La igualdad de condiciones y las costumbres, así como las instituciones que se derivan de ellas, no sustraen a un pueblo democrático de la obligación de mantener ejércitos, y éstos ejercerán siempre una influencia muy grande sobre su suerte. Es, pues, importante averiguar los instintos naturales de los que los componen.

En los pueblos aristocráticos, y principalmente en los que sólo el nacimiento regula las clases, la desigualdad se encuentra en el ejército como en la nación; el oficial es noble, el soldado es siervo; el uno es llamado necesariamente a mandar y el otro a obedecer. En los ejércitos aristocráticos la ambición del soldado tiene límites muy estrechos. Tampoco es ilimitada la de los oficiales.

Un cuerpo aristocrático, no solamente forma parte de una jerarquía, sino que siempre contiene una jerarquía en su seno, y los miembros que la componen están colocados unos bajo el imperio de los otros, de una manera invariable. El uno está llamado por su nacimiento a mandar un batallón, el otro una compañía: cuando llegan a estos puntos extremos de sus esperanzas, se detienen por sí mismos, quedando satisfechos de su suerte.

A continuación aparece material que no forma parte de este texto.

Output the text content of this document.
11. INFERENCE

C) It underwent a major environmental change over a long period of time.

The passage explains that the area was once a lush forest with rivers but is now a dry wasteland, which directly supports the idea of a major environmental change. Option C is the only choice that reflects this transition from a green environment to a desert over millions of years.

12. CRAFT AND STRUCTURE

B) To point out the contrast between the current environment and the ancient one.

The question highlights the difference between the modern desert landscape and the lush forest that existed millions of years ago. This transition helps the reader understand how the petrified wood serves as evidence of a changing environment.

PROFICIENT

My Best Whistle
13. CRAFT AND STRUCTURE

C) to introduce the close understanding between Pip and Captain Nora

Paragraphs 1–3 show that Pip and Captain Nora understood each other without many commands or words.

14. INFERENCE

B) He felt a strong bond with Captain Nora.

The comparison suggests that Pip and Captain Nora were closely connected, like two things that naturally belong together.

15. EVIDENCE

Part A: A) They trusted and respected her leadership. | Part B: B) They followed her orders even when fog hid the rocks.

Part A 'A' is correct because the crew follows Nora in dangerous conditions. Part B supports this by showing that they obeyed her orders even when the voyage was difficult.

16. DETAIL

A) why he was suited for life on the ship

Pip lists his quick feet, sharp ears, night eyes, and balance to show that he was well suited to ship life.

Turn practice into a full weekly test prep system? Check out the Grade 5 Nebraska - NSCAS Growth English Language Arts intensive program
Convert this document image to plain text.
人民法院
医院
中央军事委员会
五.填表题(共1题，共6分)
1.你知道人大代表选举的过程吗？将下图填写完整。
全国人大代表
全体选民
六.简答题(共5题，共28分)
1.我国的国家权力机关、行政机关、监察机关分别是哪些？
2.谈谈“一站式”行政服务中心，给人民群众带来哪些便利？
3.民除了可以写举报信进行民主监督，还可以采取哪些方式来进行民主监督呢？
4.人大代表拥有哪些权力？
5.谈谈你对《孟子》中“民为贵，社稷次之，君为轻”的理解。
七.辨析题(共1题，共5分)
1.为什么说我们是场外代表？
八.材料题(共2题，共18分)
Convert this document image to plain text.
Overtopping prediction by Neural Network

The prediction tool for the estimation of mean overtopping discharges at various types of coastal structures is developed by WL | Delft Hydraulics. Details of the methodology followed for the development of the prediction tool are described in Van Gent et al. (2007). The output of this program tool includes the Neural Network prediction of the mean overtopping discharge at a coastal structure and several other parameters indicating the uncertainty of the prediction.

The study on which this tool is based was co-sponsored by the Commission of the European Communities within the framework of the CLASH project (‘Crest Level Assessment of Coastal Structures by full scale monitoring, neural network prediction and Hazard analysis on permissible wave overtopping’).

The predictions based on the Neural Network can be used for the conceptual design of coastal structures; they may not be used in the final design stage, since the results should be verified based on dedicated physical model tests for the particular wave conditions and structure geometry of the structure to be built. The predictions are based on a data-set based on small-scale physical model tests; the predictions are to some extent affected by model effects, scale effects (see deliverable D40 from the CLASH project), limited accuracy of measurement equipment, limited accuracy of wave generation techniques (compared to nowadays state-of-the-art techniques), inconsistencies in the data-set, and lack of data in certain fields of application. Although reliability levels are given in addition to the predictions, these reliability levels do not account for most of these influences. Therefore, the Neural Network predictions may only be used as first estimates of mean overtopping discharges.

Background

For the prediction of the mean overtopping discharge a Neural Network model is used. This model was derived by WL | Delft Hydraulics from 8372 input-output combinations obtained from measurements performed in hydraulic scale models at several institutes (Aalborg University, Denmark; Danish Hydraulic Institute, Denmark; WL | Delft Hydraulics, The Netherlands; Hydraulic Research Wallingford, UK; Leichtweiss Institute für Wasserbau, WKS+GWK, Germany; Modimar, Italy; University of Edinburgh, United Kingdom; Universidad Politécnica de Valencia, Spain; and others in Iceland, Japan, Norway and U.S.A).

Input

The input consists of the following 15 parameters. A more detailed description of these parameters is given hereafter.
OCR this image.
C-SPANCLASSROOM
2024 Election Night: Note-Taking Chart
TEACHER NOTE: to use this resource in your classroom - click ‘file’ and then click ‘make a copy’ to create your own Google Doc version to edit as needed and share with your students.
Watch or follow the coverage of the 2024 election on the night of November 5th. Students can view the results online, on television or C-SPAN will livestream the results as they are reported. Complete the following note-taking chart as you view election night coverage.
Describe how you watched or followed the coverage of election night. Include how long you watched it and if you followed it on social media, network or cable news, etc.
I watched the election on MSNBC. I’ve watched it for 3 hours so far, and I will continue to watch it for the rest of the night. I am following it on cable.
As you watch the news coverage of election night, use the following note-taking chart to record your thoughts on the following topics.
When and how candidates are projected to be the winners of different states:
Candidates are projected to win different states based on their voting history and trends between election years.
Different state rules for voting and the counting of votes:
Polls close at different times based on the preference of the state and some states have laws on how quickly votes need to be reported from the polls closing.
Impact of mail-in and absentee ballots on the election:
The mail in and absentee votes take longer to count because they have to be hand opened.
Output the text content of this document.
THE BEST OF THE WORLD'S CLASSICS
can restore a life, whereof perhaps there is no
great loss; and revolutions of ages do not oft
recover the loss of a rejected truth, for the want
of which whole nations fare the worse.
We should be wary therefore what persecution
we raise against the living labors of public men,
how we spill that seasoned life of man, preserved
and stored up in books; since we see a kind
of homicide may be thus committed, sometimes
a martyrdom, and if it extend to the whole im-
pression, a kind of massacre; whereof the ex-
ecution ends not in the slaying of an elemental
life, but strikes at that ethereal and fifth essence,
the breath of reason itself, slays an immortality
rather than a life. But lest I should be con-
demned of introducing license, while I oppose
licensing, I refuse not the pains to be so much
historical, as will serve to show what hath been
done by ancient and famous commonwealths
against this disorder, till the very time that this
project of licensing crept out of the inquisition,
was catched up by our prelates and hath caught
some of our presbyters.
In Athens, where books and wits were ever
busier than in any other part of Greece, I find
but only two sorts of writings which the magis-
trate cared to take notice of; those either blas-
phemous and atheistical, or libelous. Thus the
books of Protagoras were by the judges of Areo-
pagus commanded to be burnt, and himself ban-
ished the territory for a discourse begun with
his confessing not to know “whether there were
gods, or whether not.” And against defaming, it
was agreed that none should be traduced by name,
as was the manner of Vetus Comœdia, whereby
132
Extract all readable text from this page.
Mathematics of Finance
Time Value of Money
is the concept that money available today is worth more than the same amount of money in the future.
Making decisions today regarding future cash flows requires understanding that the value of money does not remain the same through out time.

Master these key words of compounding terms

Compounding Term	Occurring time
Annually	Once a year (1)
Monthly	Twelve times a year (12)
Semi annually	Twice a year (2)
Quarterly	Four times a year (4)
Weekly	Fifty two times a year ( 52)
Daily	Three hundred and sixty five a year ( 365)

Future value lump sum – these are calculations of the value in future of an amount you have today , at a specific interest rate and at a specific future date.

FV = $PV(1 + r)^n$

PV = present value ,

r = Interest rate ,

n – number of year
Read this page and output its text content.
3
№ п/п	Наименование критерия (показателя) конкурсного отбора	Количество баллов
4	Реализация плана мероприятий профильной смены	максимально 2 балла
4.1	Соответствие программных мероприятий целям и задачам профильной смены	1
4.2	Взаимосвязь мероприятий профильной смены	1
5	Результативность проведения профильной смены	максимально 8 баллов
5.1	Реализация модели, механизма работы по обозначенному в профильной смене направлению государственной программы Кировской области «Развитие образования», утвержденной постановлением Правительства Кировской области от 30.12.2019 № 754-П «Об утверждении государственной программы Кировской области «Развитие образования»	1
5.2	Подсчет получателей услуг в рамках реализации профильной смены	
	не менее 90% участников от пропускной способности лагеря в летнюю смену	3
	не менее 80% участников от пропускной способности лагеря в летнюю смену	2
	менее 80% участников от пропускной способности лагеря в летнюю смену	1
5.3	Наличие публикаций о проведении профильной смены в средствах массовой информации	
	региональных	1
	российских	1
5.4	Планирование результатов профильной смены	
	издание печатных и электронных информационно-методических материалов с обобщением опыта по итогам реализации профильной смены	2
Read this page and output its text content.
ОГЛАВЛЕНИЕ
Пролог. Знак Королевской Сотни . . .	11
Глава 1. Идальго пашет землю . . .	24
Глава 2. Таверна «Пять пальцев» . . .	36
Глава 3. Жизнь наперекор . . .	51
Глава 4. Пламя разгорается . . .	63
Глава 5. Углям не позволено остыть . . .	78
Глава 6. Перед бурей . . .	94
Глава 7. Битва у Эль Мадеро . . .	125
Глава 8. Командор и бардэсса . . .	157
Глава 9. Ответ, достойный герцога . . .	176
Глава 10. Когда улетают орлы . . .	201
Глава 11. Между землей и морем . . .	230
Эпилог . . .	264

Hay todavía una causa poderosa que en las aristocracias amortigua en el oficial los deseos de ascender.

En los pueblos aristocráticos, el oficial, independientemente de su puesto en el ejército, ocupa otro muy elevado en la sociedad; el primero no es considerado por él sino como accesorio del segundo, y el noble, al abrazar la carrera de las armas, obedece menos a la ambición que a una especie de deber que le impone su nacimiento. Entra en el ejército por emplear honrosamente los años ociosos de su juventud y recordar en su hogar y entre sus iguales algunos honrosos recuerdos de su vida militar; pero su objeto principal no es el de adquirir bienes, consideración o poder, pues posee estas ventajas por sí mismo, y goza de ellas sin salir de su país.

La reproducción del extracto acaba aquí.